Last year, when Netflix predicted that it would spend $6 billion on content in 2017, only ESPN was spending more — $7.3 billion, according to a report from Boston Consulting Group and SNL Kagan.
Netflix, based in Los Gatos, Calif., reported its third-quarter earnings on Monday evening, saying it added 4.45 million subscribers overseas and 850,000 in the United States during the three months that ended Sept. 30, for a total of 109.3 million customers around the world.
The company is facing new competition in the video space, however, and not just as traditional TV networks launch their own apps. Disney is taking its content from Netflix to its own direct-to-consumer video service, and a growing number of other technology companies are hustling into the space with their checkbooks.
Facebook, Apple and Amazon have also demonstrated that they want to get into the streaming business in a big way. Apple said it would spend up to $1 billion on content, while Facebook said much the same thing and launched a "Watch" tab on its homepage. Facebook is reportedly a contender for the English Premiere League, while Amazon airs Thursday night NFL games.
Netflix's announcement comes the same day that Samsung said it would also begin investing in online TV.
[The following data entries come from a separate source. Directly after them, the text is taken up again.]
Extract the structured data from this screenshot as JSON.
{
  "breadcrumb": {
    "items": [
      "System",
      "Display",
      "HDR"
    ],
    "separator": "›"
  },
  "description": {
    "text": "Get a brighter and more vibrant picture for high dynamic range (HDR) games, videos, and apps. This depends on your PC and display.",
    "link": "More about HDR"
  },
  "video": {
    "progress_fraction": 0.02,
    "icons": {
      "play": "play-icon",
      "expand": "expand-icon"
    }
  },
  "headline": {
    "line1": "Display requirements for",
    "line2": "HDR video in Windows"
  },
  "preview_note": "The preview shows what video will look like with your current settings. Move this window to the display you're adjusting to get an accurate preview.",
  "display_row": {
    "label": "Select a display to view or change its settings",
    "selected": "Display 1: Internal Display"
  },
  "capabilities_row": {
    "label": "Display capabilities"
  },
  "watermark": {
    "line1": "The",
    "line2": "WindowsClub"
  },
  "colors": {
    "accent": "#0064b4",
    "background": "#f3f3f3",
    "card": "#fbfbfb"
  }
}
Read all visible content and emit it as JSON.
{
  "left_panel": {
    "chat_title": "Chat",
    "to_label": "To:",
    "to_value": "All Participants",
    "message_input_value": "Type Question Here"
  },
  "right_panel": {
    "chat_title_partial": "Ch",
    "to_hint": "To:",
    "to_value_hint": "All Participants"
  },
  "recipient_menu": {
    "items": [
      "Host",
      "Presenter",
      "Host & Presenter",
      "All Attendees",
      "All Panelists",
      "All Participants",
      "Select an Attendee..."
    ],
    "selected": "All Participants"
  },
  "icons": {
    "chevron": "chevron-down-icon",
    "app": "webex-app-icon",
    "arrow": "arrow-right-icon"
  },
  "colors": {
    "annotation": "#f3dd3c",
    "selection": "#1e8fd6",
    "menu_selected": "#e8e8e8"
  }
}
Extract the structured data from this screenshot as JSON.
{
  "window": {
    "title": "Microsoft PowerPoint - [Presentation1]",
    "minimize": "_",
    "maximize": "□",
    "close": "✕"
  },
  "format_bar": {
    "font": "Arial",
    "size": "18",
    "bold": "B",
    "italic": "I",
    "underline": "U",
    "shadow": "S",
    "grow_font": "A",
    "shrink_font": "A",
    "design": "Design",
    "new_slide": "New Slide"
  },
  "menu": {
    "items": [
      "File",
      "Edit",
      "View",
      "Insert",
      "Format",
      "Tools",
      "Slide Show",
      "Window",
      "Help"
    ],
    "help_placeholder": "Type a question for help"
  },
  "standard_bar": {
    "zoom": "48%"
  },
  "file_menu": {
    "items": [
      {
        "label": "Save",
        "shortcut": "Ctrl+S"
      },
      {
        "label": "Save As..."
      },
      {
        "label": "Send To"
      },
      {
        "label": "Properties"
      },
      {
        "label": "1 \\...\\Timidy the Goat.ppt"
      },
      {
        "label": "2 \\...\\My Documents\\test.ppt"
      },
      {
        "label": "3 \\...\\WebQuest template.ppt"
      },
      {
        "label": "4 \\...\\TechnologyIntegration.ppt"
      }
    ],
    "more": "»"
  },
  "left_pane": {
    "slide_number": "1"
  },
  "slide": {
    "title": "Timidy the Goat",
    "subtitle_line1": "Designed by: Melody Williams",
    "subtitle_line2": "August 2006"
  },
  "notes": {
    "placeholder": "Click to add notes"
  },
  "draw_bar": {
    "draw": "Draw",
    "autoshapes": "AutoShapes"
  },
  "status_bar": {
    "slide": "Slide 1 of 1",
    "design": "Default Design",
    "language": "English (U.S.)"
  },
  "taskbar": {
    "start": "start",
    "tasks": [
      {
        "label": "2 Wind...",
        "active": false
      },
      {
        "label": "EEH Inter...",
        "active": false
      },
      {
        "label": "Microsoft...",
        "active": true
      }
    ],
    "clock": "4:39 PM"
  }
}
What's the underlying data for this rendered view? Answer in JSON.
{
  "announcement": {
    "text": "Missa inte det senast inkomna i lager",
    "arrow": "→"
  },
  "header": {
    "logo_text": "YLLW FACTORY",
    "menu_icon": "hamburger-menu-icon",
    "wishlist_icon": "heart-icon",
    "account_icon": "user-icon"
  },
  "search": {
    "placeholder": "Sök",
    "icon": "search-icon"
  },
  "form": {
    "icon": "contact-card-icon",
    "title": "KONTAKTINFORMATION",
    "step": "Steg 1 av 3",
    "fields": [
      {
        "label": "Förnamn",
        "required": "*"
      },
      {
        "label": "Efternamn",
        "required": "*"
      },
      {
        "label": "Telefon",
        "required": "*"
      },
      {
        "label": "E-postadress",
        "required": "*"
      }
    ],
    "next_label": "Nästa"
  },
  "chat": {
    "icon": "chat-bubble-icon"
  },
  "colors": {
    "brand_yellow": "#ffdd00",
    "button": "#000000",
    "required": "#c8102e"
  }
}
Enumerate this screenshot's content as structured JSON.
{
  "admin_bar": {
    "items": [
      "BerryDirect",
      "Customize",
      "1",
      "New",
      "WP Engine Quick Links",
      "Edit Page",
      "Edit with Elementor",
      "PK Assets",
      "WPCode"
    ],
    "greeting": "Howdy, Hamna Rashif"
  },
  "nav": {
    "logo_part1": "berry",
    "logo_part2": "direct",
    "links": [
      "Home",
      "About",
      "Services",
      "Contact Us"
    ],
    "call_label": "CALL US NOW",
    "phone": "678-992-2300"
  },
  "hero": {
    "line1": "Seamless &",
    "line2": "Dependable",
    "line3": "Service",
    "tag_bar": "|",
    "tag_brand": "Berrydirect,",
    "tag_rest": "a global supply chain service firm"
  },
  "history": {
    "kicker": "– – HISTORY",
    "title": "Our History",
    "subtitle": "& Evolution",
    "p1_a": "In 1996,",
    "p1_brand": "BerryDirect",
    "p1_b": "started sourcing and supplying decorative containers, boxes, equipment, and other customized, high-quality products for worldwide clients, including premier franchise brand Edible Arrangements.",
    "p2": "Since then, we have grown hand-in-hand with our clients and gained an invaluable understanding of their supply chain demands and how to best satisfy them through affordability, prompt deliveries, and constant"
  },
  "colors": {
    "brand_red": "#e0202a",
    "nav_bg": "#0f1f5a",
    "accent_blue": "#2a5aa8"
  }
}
In a letter to shareholders it released Monday night, Netflix said it had $17 billion in content commitments over the next few years. The company has signed deals not just to buy content but also to sign top-shelf creators who would come up with the next round of must-see shows. (In August, it lured "Grey's Anatomy" creator Shonda Rhimes from Disney with a development deal.)
The company's original series "Narcos," a drama about the drug trade in Colombia, was the most popular digital original program on any subscription video service in the United States during the week of its third-season launch on Sept. 1, according to the digital measurement firm Parrot Analytics.
"Our future largely lies in exclusive original content that drives both excitement around Netflix and enormous viewing satisfaction for our global membership and its wide variety of tastes," the investor letter said. It said investment in Netflix originals is more than a quarter of its total content budget in 2017 and "will continue to grow."
Netflix said this month that it plans to raise its $9.99-a-month two-stream high-definition plan for new subscribers by $1.
CORRECTION (Oct. 17, 8 a.m.): An earlier version of this article misspelled where the Netflix drama "Narcos" takes place. It is Colombia, not Columbia.